O presidente da Câmara, Hugo Motta, classificou a cobrança como “abuso” e afirmou que pretende acelerar a tramitação do PL 5041/2025. “A Câmara não vai aceitar esse abuso. O consumidor vem em primeiro lugar”, declarou Motta. “Vamos pautar a urgência do projeto que garante o direito do passageiro de levar consigo uma mala de mão e um item pessoal sem cobrança adicional.”

Você também viu aqui no Portal PANROTAS que as empresas argumentam que as novas tarifas permitem oferecer categorias mais baratas de passagens.
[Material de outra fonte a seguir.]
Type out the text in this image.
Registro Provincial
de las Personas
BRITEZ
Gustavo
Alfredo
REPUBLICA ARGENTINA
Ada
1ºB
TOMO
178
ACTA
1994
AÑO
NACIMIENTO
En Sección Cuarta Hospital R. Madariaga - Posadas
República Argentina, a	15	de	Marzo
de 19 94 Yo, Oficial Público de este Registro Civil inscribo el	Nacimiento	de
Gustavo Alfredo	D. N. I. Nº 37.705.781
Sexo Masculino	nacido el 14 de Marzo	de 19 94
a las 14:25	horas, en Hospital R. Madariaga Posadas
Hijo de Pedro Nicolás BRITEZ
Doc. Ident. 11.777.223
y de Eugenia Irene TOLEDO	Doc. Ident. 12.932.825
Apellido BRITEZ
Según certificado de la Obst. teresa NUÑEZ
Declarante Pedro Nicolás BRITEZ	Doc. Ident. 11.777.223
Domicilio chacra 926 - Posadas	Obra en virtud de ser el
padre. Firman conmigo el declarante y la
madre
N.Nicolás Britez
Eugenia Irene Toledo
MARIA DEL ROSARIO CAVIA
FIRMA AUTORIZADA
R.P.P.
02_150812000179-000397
Segundo elas, trata-se de uma opção econômica, em que o passageiro escolhe abrir mão da bagagem de mão e do despacho de malas em troca de tarifas reduzidas.

A votação do pedido de urgência deve ocorrer na próxima reunião do colégio de líderes. Se aprovado, o projeto poderá ir direto ao plenário, sem passar por comissões. Ainda não há, porém, previsão de votação do mérito da proposta.

O que diz o projeto?

Protocolado em 8 de outubro, o texto determina que todas as companhias aéreas nacionais ou estrangeiras permitam que os passageiros levem gratuitamente uma mala de mão e um item pessoal, em voos domésticos ou internacionais que partam ou cheguem ao Brasil. A proposta também proíbe a cobrança de tarifas sobre esses itens, exceto se ultrapassarem o peso ou as dimensões permitidas pela Anac, geralmente entre 10 e 12 quilos.

Enquanto o tema da bagagem de mão avança, há ainda o veto presidencial de 2022, que impediu o retorno da gratuidade para bagagens despachadas. Na época, o então presidente Jair Bolsonaro vetou o trecho de uma lei que restabelecia a gratuidade do despacho de malas, sob o argumento de que a medida “contrariava o interesse público” e poderia “aumentar custos do setor e reduzir a competitividade”. O veto nunca foi analisado.